AI / Machine Learning / Big DataDecember 3, 2024December 3, 2024

Amazon Unveils Nova: A New Era in Multimodal AI Models

Amazon Web Services (AWS) has introduced a groundbreaking suite of multimodal AI models, dubbed Amazon Nova, at its annual re:Invent conference. This new family of state-of-the-art foundation models (FMs) is designed to deliver frontier intelligence and industry-leading price performance, exclusively available in Amazon Bedrock.

Amazon Nova encompasses a range of models tailored for various generative AI tasks, from document analysis and video understanding to creative content generation. The suite includes both understanding models and creative content generation models, each optimized for different enterprise workloads.

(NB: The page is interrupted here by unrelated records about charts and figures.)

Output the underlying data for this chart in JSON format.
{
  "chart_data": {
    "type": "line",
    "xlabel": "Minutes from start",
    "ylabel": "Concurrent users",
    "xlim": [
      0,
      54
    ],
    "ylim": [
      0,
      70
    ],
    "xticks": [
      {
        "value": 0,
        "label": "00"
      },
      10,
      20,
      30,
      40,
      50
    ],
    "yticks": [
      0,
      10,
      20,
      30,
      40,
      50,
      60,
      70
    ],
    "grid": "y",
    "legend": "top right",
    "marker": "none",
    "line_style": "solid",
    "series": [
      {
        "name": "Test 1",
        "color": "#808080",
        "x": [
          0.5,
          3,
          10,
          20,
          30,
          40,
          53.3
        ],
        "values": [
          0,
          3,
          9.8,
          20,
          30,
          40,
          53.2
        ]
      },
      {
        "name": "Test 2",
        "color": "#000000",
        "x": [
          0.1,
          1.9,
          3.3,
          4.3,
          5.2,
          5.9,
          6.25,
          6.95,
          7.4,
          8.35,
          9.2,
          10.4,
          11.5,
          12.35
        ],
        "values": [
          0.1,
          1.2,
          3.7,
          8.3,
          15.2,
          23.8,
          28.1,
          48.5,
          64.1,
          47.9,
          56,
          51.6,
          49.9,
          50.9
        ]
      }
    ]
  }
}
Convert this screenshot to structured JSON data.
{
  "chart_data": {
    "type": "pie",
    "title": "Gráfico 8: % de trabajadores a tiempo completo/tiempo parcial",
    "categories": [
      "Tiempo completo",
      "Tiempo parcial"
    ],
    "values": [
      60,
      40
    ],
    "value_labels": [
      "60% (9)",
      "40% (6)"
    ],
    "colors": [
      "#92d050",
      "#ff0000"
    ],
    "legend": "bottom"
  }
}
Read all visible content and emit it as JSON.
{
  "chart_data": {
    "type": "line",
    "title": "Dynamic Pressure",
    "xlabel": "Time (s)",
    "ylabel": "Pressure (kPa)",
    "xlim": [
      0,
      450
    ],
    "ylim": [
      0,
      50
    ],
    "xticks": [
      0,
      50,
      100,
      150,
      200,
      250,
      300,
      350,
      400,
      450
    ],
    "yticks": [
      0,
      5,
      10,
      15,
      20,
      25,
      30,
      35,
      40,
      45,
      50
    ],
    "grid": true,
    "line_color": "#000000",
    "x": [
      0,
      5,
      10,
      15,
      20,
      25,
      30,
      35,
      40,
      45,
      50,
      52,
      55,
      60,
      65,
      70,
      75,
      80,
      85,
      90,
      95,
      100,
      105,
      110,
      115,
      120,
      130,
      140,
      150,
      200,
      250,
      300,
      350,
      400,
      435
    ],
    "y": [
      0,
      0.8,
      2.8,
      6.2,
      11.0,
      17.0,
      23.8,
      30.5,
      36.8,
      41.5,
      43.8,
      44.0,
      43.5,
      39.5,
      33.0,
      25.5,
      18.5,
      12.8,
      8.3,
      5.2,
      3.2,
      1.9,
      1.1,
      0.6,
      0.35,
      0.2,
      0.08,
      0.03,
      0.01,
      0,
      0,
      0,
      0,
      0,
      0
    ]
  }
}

The Amazon Nova understanding models are designed to accept text, image, or video inputs and generate text outputs. The suite currently includes three models, with a fourth in development:

Amazon Nova Micro: A text-only model optimized for speed and cost, ideal for tasks such as text summarization, translation, and content classification.
Amazon Nova Lite: A low-cost multimodal model capable of processing image, video, and text inputs, suitable for real-time customer interactions and document analysis.
Amazon Nova Pro: A highly capable multimodal model balancing accuracy, speed, and cost, excelling in tasks like financial document analysis and code processing.
Amazon Nova Premier: The most advanced model, still in training, aimed at complex reasoning tasks and custom model distillation, expected to be available in early 2025.

These models support fine-tuning and customization, allowing enterprises to tailor them to specific industry terminology and use cases. For instance, a legal firm could customize Amazon Nova to better understand legal documents and terminology.

Amazon Nova also introduces two creative content generation models:

Amazon Nova Canvas: An advanced image generation model producing studio-quality images with precise control over style and content.
Amazon Nova Reel: A state-of-the-art video generation model capable of creating short videos from text prompts and images, with advanced camera control features.

Both models include built-in safety controls and watermarking capabilities to promote responsible AI use.

Amazon Nova Pro has demonstrated its capabilities in document and video analysis. For example, it can summarize lengthy documents and create decision trees, as well as analyze videos to describe their content and extract specific information.

Amazon Nova Reel allows for the creation of videos from text prompts and reference images, with features like camera zoom and panning. The model supports asynchronous invocation, enabling users to check the status of video generation tasks.

Amazon has emphasized the importance of responsible AI use. All Nova models include comprehensive safety features and content moderation capabilities. The models are built with protections against misinformation, child sexual abuse material (CSAM), and chemical, biological, radiological, or nuclear (CBRN) risks.

Amazon Nova models are available in Amazon Bedrock in the US East (N. Virginia) AWS region, with additional regions supported via cross-Region inference. Pricing follows a pay-as-you-go model, and the models support over 200 languages, making them suitable for global applications.

Amazon plans to expand the Nova family in 2025 with a speech-to-speech model and an any-to-any modality model, capable of processing and generating text, images, audio, and video. These developments aim to enhance the capabilities of AI assistants and content editors.